The Confession - Charles Todd [69]
“What is it?” Rutledge asked. “What has happened?”
“You haven’t heard, then?”
“No,” Rutledge answered, Hamish’s voice sounding a warning in his mind.
“It’s Chief Superintendent Bowles. He’s in hospital. A heart attack.”
Rutledge was stunned. “Bowles?”
He’d thought the man was indestructible.
“What’s the outlook?”
“Grim,” Sergeant Gibson replied. “Sir. We’re to go on about our duties as if he were here and in charge. Meanwhile, upstairs they’re making a decision about his temporary replacement.”
As long as it wasn’t Mickelson, Rutledge was comfortable with whatever choice his superiors made. Not that the man had the seniority for such a promotion. Still, stranger things had happened. And he and Mickelson had a long history, none of it pleasant.
He thanked Gibson and went into his office.
Trying to imagine the Yard without Bowles was impossible, Rutledge thought as he sat down at his desk. The man had been his nemesis almost from the day he arrived here, jealous of the new wave of men replacing those who had risen from the ranks. Rutledge himself had done his duty as a constable, and walked the streets in fair weather or foul. But he came from very different roots, and what’s more he’d been well educated. Bowles appeared to believe from the start that Rutledge had an eye to his position, true or not, and had done everything in his power to prevent it. Consequently Rutledge had been passed over for promotion more than once. The reasons for denial had been true, as far as they went, but couched in terms that reflected on Rutledge’s ability.
Rutledge also had a feeling that Bowles had used his authority as a Chief Superintendant to search his background for any flaws. And he had wondered more than once if Bowles had somehow discovered just where his newly returned Inspector had been from the day of the Armistice in 1918 to the date of his official return to the Yard, 1 June 1919.
Indeed, his very first inquiry after the war was one where the chief witness was a shell-shocked man. And Bowles had not told Rutledge that. He’d had to discover it for himself when he reached Warwickshire.
If Rutledge’s shell shock became public knowledge, his position at the Yard would be untenable. He knew that. And as for Hamish MacLeod—it was unthinkable that anyone should learn about him. The shame would be unbearable.
Rutledge went cold at the thought.
Hamish said, “Aye, but Dr. Fleming is no’ one to talk.”
But there had been others in the clinic, nurses, orderlies—visitors.

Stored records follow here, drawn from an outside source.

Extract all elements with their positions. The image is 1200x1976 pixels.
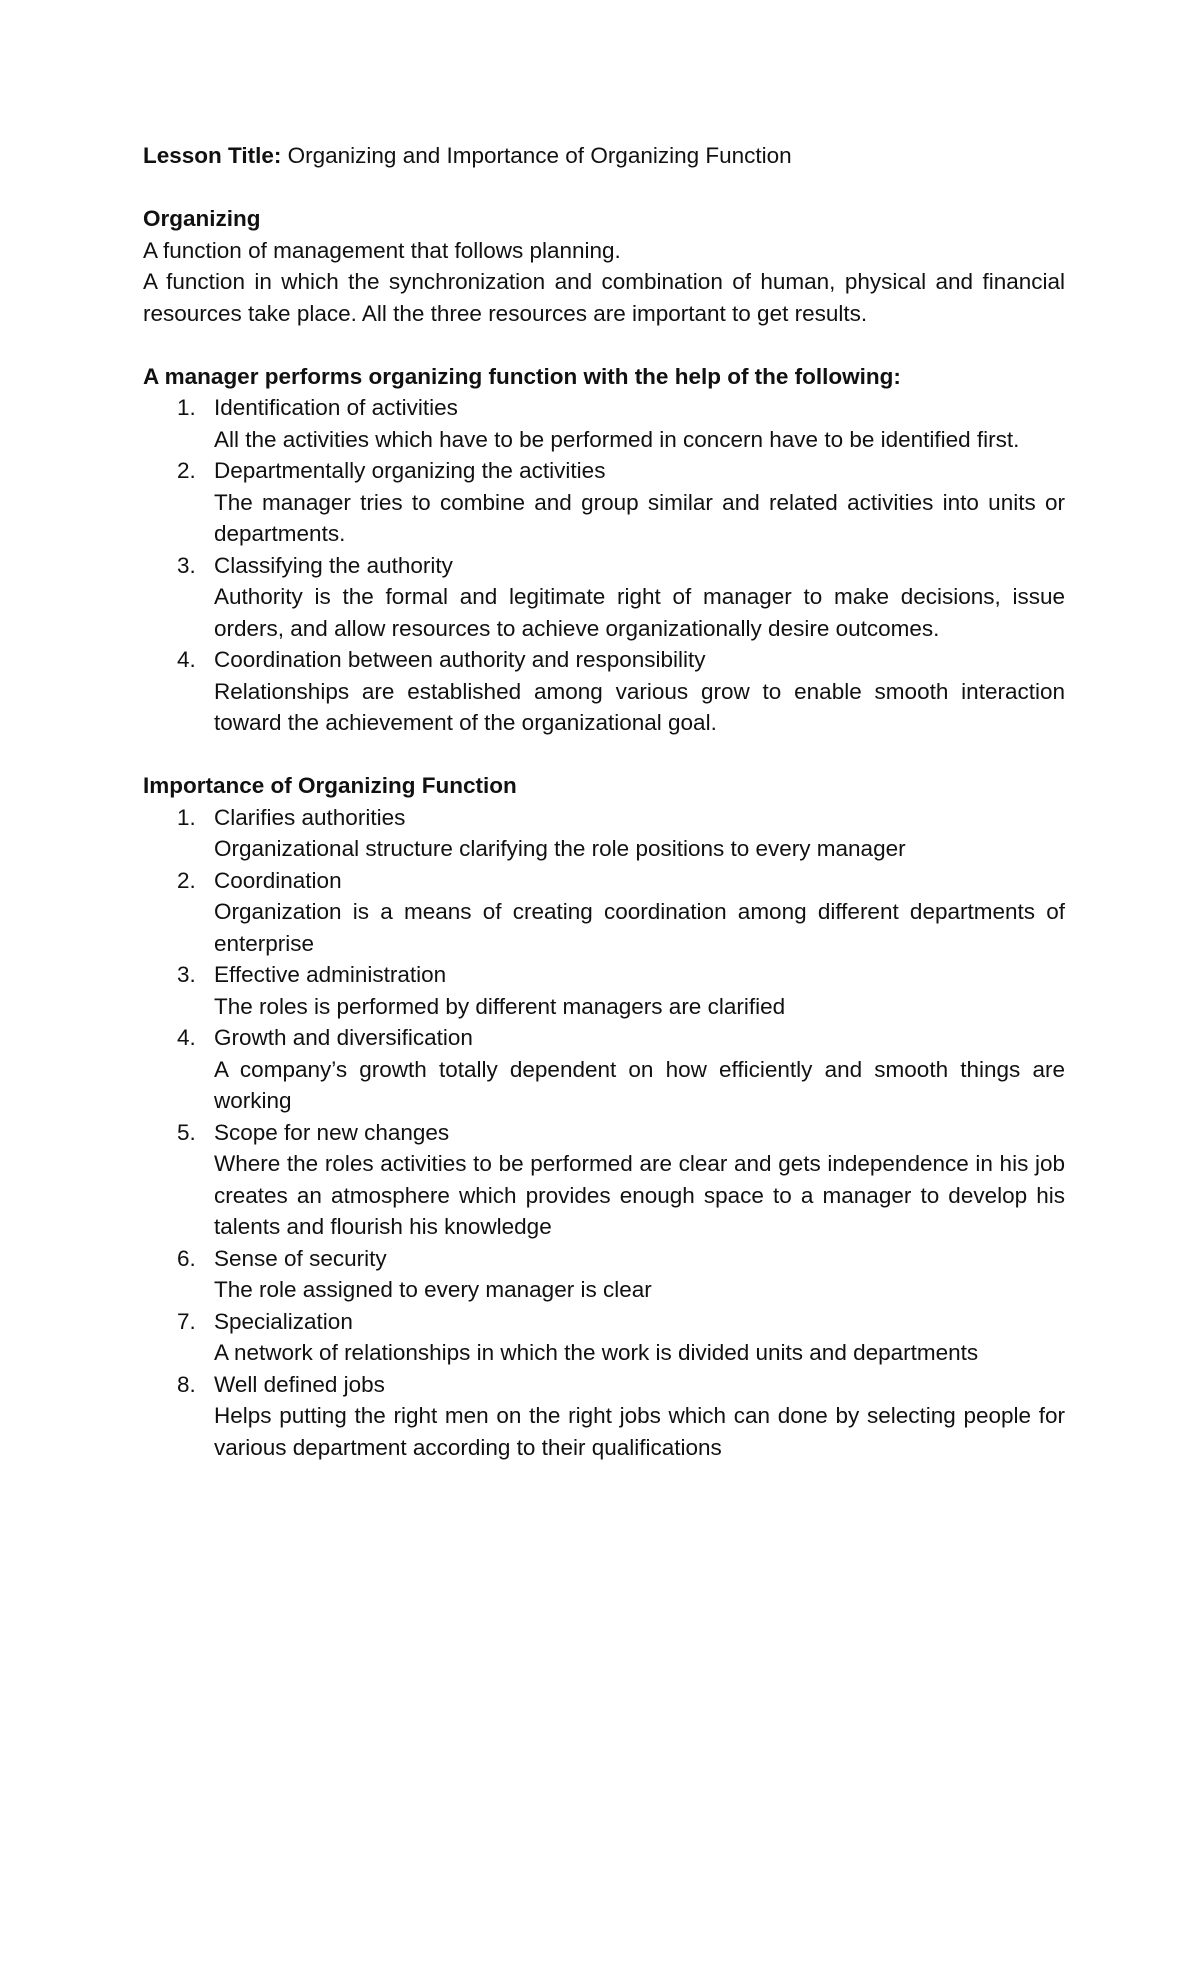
- lesson-title-label: Lesson Title:: [143, 143, 282, 168]
- list-item: [143, 865, 1065, 960]
- item-title: Specialization: [214, 1308, 353, 1334]
- lesson-title-line: [143, 140, 1065, 172]
- manager-heading: A manager performs organizing function with the help of the following:: [143, 363, 901, 389]
- item-number: 4.: [177, 1025, 196, 1050]
- item-title: Well defined jobs: [214, 1371, 385, 1397]
- item-description: The role assigned to every manager is clear: [214, 1277, 652, 1302]
- item-title: Classifying the authority: [214, 552, 453, 578]
- item-description: Helps putting the right men on the right jobs which can done by selecting people for various department according to their qualifications: [214, 1403, 1065, 1460]
- item-number: 1.: [177, 395, 196, 420]
- item-description: The manager tries to combine and group similar and related activities into units or departments.: [214, 489, 1065, 546]
- item-description: The roles is performed by different managers are clarified: [214, 993, 786, 1019]
- item-number: 8.: [177, 1371, 196, 1397]
- item-title: Scope for new changes: [214, 1119, 450, 1145]
- item-number: 6.: [177, 1245, 196, 1271]
- item-number: 3.: [177, 962, 196, 987]
- item-number: 2.: [177, 867, 196, 893]
- item-description: Organizational structure clarifying the role positions to every manager: [214, 836, 906, 861]
- item-number: 7.: [177, 1308, 196, 1334]
- item-description: Organization is a means of creating coordination among different departments of enterprise: [214, 899, 1065, 956]
- item-description: Where the roles activities to be performed are clear and gets independence in his job creates an atmosphere which provides enough space to a manager to develop his talents and flourish his knowledge: [214, 1151, 1065, 1239]
- list-item: [143, 392, 1065, 455]
- item-number: 3.: [177, 552, 196, 578]
- item-title: Coordination: [214, 867, 342, 893]
- list-item: [143, 455, 1065, 550]
- item-title: Growth and diversification: [214, 1025, 473, 1050]
- item-title: Departmentally organizing the activities: [214, 458, 606, 483]
- item-description: A network of relationships in which the work is divided units and departments: [214, 1340, 979, 1365]
- manager-section: [143, 361, 1065, 739]
- importance-list: [143, 802, 1065, 1464]
- item-description: Relationships are established among various grow to enable smooth interaction toward the achievement of the organizational goal.: [214, 678, 1065, 735]
- organizing-heading: Organizing: [143, 206, 261, 231]
- list-item: [143, 959, 1065, 1022]
- organizing-paragraph: A function in which the synchronization and combination of human, physical and financial resources take place. All the three resources are important to get results.: [143, 269, 1065, 326]
- list-item: [143, 550, 1065, 645]
- list-item: [143, 644, 1065, 739]
- item-description: All the activities which have to be performed in concern have to be identified first.: [214, 426, 1020, 452]
- item-title: Coordination between authority and responsibility: [214, 647, 706, 672]
- item-title: Clarifies authorities: [214, 804, 406, 830]
- item-number: 2.: [177, 458, 196, 483]
- organizing-section: [143, 203, 1065, 329]
- list-item: [143, 802, 1065, 865]
- manager-list: [143, 392, 1065, 739]
- list-item: [143, 1369, 1065, 1464]
- item-number: 4.: [177, 647, 196, 672]
- list-item: [143, 1306, 1065, 1369]
- item-number: 1.: [177, 804, 196, 830]
- item-description: Authority is the formal and legitimate right of manager to make decisions, issue orders, and allow resources to achieve organizationally desire outcomes.: [214, 584, 1065, 641]
- item-title: Identification of activities: [214, 395, 458, 420]
- document-page: [143, 140, 1065, 1463]
- item-title: Effective administration: [214, 962, 447, 987]
- item-number: 5.: [177, 1119, 196, 1145]
- importance-heading: Importance of Organizing Function: [143, 773, 517, 798]
- item-description: A company’s growth totally dependent on how efficiently and smooth things are working: [214, 1056, 1065, 1113]
- importance-section: [143, 770, 1065, 1463]
- organizing-paragraph: A function of management that follows planning.: [143, 237, 621, 263]
- list-item: [143, 1243, 1065, 1306]
- item-title: Sense of security: [214, 1245, 387, 1271]
- list-item: [143, 1022, 1065, 1117]
- lesson-title: Organizing and Importance of Organizing Function: [287, 143, 792, 168]
- list-item: [143, 1117, 1065, 1243]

Unable to stand the close confines of his office, he glanced through the papers awaiting his attention, dealt with them swiftly, and remembered his promise to the woman who had seen the Triumph crash.
He wrote a brief note indicating that against all odds, the cyclist had survived the accident without serious injury and had been released from St. Anne’s hospital in a matter of hours.

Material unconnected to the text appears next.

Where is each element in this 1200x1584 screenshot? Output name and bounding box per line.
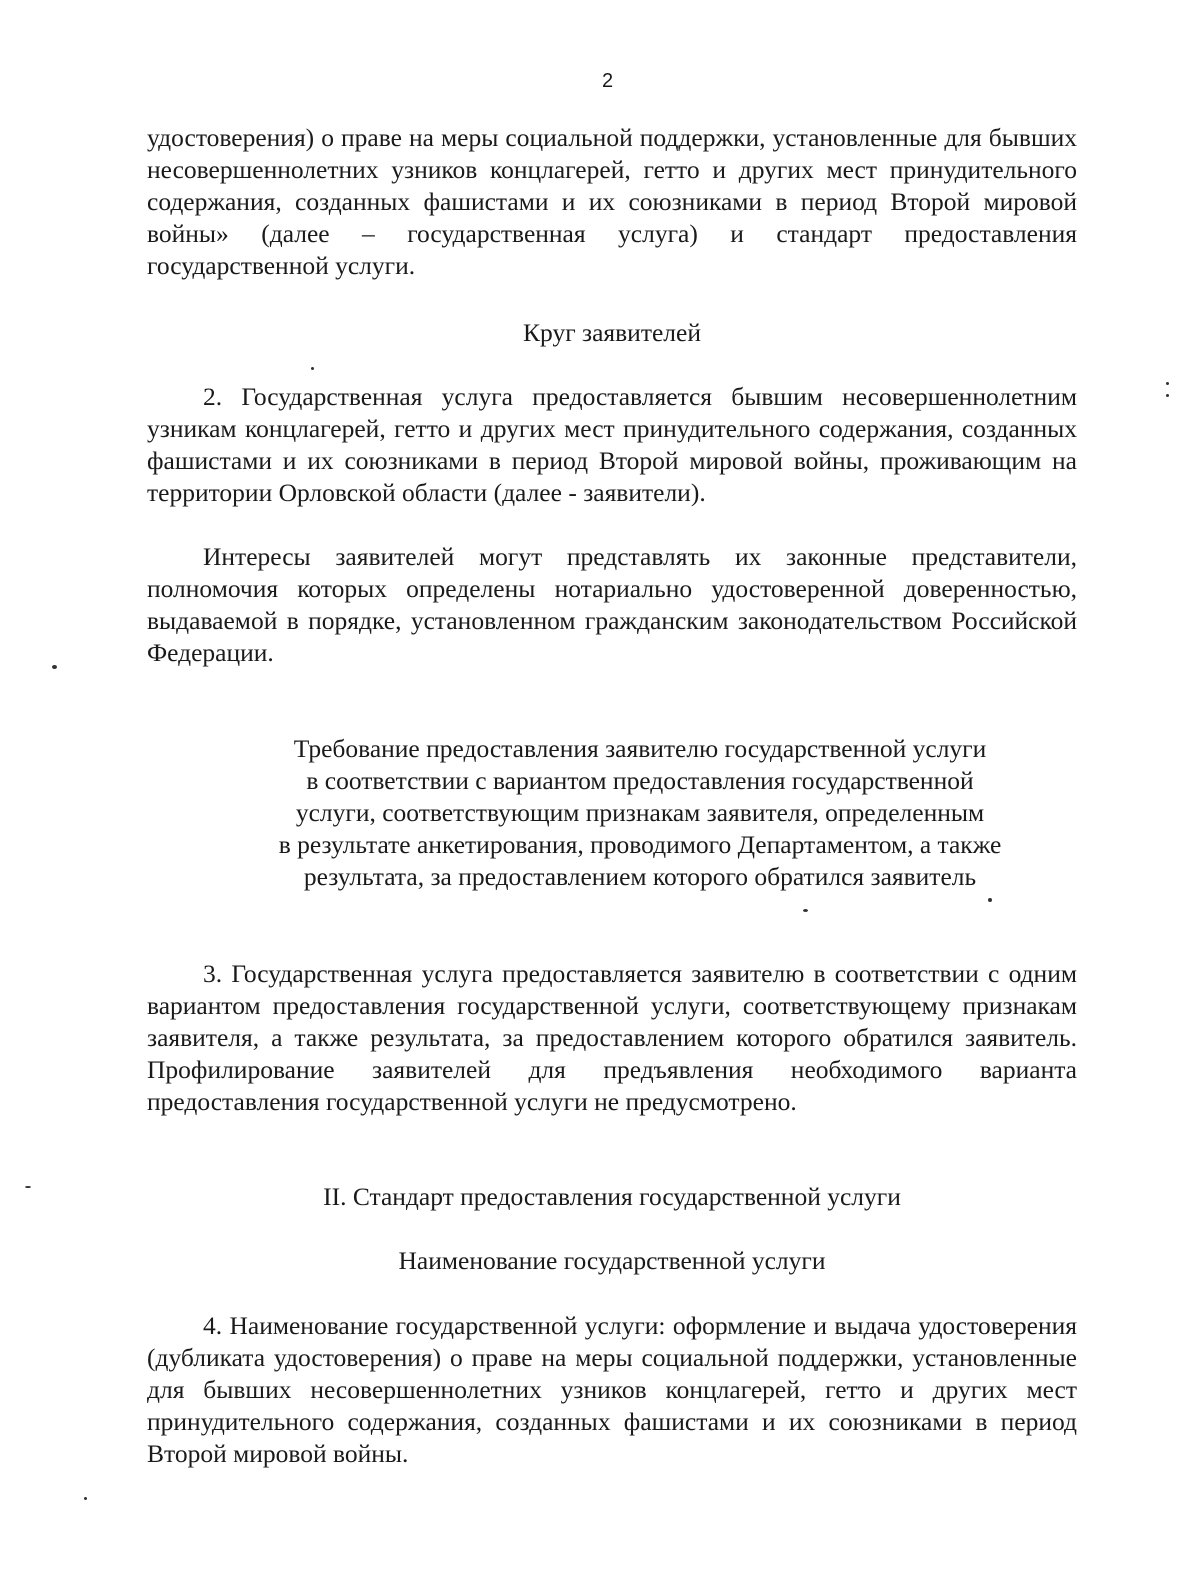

It would do. It was all she needed to know.
Sealing the envelope, he set it to one side for the constable who came round to collect letters for the post, then thought better of it. Pocketing it, he walked out of the building. No one stopped him or asked where he was going.
He found a postbox on a corner just beyond where he’d left his motorcar and then continued to The Marlborough Hotel, where he could use a telephone.

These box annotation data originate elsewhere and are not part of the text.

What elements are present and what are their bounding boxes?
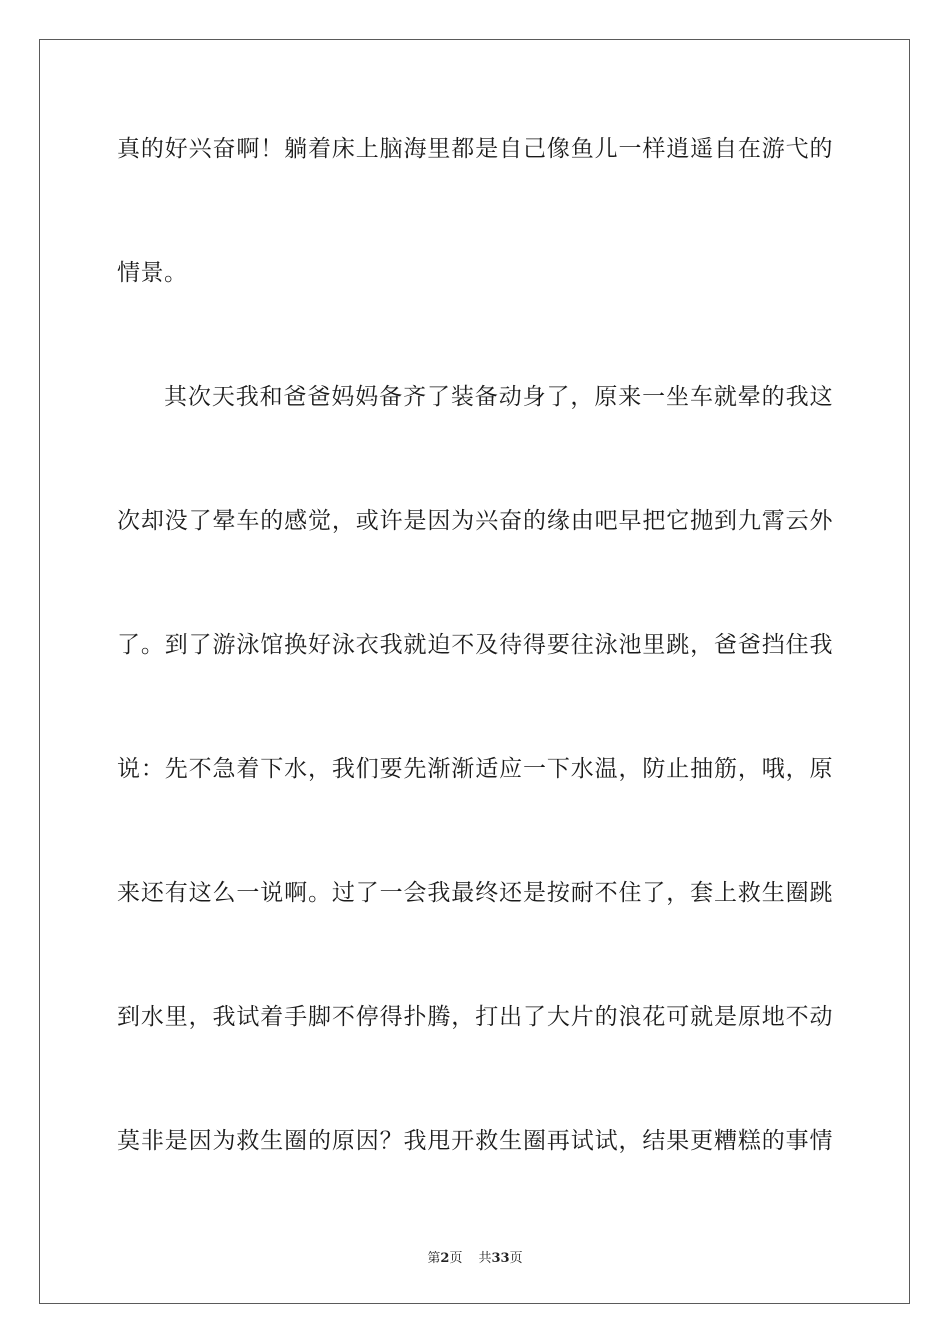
text-line-3: 其次天我和爸爸妈妈备齐了装备动身了，原来一坐车就晕的我这 — [164, 384, 833, 410]
text-line-1: 真的好兴奋啊！躺着床上脑海里都是自己像鱼儿一样逍遥自在游弋的 — [117, 136, 833, 162]
page-number: 2 — [440, 1251, 450, 1266]
page-border — [39, 39, 910, 1304]
text-line-8: 到水里，我试着手脚不停得扑腾，打出了大片的浪花可就是原地不动 — [117, 1004, 833, 1030]
page-prefix: 第 — [427, 1251, 441, 1266]
text-line-7: 来还有这么一说啊。过了一会我最终还是按耐不住了，套上救生圈跳 — [117, 880, 833, 906]
total-suffix: 页 — [509, 1251, 523, 1266]
text-line-9: 莫非是因为救生圈的原因？我甩开救生圈再试试，结果更糟糕的事情 — [117, 1128, 833, 1154]
text-line-2: 情景。 — [117, 260, 188, 286]
total-prefix: 共 — [478, 1251, 492, 1266]
text-line-4: 次却没了晕车的感觉，或许是因为兴奋的缘由吧早把它抛到九霄云外 — [117, 508, 833, 534]
text-line-5: 了。到了游泳馆换好泳衣我就迫不及待得要往泳池里跳，爸爸挡住我 — [117, 632, 833, 658]
page-suffix: 页 — [449, 1251, 463, 1266]
page-footer — [0, 1247, 950, 1266]
total-pages: 33 — [491, 1251, 510, 1266]
text-line-6: 说：先不急着下水，我们要先渐渐适应一下水温，防止抽筋，哦，原 — [117, 756, 833, 782]
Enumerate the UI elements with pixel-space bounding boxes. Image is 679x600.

The clinic, he was told by an operator’s disembodied voice, did indeed have a telephone, and he was put through after several minutes.
When Matron came on the line, he knew at once that Russell hadn’t returned.
Giving her a brief account of events, including the whereabouts of the Trusty, he added that he was still searching for the Major.
She listened to him, then said, “A moment, please, Inspector.”
When she returned to the telephone, she said, “I’m so sorry. But a man has just come. He has already spoken to Mr. Hiller, he tells me. I appreciate your message, Inspector.”
“Have you looked for Russell at his house in London?”